Setelah semua sudah lebih baik serta menghabiskan makan siang yang dihidangkan, Tizha dan Bang Khery pamit pulang. Hari sudah mendekati larut siang. Bila tidak segera pulang, mereka bisa kemalaman di jalan.

“Apakah kita tidak meminta uang jalan kepada mereka, Tizha?” tanya Bang Khery begitu mereka merapikan barang-barang mereka.

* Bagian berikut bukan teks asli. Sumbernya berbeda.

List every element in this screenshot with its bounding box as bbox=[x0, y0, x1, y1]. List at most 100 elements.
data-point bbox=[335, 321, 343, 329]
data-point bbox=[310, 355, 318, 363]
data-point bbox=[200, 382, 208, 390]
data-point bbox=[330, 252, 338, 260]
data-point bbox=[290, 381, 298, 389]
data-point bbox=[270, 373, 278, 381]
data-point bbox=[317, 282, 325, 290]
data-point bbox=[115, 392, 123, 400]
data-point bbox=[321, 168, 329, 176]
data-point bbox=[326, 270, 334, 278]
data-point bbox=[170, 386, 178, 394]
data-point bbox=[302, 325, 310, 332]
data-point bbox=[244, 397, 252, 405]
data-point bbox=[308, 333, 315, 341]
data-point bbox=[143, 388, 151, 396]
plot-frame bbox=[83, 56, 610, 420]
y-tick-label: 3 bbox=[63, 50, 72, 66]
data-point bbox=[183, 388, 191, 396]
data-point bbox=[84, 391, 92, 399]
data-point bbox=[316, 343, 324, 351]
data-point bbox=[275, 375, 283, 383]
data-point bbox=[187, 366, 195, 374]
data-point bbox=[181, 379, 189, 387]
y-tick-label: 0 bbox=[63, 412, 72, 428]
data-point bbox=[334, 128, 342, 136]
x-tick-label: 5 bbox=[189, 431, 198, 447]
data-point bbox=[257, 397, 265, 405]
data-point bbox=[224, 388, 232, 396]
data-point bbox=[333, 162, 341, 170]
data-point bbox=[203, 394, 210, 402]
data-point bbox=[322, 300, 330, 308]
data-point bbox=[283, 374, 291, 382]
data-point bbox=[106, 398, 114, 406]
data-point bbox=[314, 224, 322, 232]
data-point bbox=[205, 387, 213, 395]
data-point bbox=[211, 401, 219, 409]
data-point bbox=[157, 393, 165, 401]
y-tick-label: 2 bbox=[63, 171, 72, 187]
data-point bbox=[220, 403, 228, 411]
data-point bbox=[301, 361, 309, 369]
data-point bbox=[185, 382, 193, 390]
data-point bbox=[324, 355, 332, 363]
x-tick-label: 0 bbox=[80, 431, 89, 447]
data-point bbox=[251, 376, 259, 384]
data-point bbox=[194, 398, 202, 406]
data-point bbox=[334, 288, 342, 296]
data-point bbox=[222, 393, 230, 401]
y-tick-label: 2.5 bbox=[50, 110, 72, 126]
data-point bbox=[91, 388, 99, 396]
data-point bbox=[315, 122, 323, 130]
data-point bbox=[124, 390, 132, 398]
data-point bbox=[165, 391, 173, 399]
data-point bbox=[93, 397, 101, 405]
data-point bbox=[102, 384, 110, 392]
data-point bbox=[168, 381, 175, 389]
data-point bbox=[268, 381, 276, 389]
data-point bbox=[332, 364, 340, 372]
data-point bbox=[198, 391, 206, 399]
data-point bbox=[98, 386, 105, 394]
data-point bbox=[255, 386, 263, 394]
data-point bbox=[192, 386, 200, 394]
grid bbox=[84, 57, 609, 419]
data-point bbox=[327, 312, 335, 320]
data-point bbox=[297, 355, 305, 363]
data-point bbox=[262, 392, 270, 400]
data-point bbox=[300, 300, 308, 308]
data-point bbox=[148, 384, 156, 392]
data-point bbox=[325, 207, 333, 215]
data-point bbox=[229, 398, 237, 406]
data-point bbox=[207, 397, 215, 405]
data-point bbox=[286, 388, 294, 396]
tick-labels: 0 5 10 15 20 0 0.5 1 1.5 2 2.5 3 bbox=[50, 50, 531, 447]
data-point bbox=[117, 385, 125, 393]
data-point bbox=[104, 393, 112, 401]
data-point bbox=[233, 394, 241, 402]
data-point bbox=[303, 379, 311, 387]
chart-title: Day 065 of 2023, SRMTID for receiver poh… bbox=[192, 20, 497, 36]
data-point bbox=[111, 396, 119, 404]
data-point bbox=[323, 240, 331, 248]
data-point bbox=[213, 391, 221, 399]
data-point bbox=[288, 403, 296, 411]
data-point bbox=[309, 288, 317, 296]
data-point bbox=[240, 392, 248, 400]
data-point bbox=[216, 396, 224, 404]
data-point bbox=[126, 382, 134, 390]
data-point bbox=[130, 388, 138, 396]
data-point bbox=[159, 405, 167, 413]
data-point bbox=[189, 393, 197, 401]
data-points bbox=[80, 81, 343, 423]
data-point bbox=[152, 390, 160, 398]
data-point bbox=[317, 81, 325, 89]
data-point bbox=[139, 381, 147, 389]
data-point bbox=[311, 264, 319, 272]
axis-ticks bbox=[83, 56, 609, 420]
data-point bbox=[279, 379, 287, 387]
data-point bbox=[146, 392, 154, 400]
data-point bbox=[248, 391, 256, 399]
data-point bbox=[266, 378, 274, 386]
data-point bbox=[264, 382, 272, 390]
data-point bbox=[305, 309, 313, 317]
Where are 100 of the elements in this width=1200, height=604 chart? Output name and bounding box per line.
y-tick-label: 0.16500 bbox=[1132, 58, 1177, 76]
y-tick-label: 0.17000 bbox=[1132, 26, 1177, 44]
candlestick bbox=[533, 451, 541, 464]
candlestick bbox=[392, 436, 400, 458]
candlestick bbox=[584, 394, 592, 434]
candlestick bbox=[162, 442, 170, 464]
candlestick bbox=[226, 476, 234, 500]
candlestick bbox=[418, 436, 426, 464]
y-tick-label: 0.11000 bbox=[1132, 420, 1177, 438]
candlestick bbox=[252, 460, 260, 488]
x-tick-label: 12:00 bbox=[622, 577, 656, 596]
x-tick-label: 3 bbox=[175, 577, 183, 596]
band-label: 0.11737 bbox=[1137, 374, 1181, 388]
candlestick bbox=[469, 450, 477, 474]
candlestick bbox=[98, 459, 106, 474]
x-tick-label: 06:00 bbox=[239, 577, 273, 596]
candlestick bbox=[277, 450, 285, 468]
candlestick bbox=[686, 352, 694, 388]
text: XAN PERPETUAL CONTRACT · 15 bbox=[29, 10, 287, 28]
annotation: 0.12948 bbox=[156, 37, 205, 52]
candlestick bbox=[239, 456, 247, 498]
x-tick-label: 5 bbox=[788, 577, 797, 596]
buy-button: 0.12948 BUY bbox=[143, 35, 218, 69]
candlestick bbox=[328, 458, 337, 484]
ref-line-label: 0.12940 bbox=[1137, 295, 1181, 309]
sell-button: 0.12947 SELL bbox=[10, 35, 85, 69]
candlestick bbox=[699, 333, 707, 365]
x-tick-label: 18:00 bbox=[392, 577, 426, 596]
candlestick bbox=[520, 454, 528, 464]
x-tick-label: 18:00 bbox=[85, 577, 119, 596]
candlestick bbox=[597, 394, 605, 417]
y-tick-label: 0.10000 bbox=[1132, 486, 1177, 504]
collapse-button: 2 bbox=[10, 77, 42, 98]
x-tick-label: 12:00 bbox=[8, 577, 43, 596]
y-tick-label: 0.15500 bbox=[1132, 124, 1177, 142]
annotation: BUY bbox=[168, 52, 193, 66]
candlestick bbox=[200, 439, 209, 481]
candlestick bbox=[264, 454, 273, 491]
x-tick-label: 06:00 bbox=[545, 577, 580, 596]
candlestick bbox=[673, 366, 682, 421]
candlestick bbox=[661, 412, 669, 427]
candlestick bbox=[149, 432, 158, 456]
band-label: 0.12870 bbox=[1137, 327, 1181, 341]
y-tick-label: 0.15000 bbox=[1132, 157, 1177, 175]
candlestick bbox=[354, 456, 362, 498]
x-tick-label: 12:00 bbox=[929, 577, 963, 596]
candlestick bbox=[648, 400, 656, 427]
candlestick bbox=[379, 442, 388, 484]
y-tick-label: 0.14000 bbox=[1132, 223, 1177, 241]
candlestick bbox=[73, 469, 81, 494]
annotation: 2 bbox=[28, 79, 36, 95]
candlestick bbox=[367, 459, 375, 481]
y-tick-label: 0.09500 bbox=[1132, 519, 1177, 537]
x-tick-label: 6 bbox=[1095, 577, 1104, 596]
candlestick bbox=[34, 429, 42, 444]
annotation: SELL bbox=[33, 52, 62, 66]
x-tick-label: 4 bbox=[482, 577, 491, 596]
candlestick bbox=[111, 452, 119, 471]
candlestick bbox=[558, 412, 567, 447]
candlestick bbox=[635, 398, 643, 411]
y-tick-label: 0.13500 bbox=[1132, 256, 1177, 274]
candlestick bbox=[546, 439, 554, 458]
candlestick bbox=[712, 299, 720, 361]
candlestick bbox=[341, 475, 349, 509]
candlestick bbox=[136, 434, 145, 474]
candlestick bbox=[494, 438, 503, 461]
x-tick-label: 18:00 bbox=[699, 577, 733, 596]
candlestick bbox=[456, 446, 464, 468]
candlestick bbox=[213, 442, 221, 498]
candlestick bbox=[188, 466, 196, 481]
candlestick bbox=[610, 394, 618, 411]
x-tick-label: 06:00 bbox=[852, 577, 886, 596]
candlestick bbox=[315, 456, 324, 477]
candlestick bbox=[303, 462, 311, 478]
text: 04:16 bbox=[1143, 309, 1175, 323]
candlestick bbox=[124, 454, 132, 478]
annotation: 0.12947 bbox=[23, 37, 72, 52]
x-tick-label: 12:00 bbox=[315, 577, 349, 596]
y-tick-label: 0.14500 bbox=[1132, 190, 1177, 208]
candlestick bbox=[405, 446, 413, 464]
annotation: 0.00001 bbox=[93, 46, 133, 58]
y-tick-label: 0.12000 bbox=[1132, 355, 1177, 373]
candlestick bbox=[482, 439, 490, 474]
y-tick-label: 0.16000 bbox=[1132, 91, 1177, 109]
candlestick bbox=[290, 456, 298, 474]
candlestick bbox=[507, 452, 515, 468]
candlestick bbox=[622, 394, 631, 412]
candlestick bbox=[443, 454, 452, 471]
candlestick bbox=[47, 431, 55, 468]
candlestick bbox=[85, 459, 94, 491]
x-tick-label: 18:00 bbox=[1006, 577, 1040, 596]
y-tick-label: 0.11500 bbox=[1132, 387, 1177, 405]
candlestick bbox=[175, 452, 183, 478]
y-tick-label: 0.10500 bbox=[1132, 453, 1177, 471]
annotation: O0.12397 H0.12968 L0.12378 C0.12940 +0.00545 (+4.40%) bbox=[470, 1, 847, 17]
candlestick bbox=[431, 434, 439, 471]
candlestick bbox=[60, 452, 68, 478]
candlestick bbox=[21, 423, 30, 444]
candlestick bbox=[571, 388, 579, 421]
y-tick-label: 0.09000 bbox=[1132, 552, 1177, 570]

Tizha tersenyum. “Jangan ditambah kesusahan mereka dengan keinginan kita, Khery… Bukankah mereka juga sudah memberi perbekalan yang cukup buat kita?”

Bang Khery terdiam.

Dia tidak bisa membantah.

Segera ia panggul beberapa buah tangan yang dibawakan buat mereka sebagai tanda terima kasih dari keluarga Lawson.

Iringan kepulangan Tizha dan Bang Khery disertai dengan tatapan berarti dari kakak beradik yang sedari pagi sempat mengembangkan kesedihan. Kini kesedihan itu sudah beralih dengan kebahagiaan atas harapan dan semangat baru bagi kesembuhan kakak tertua mereka.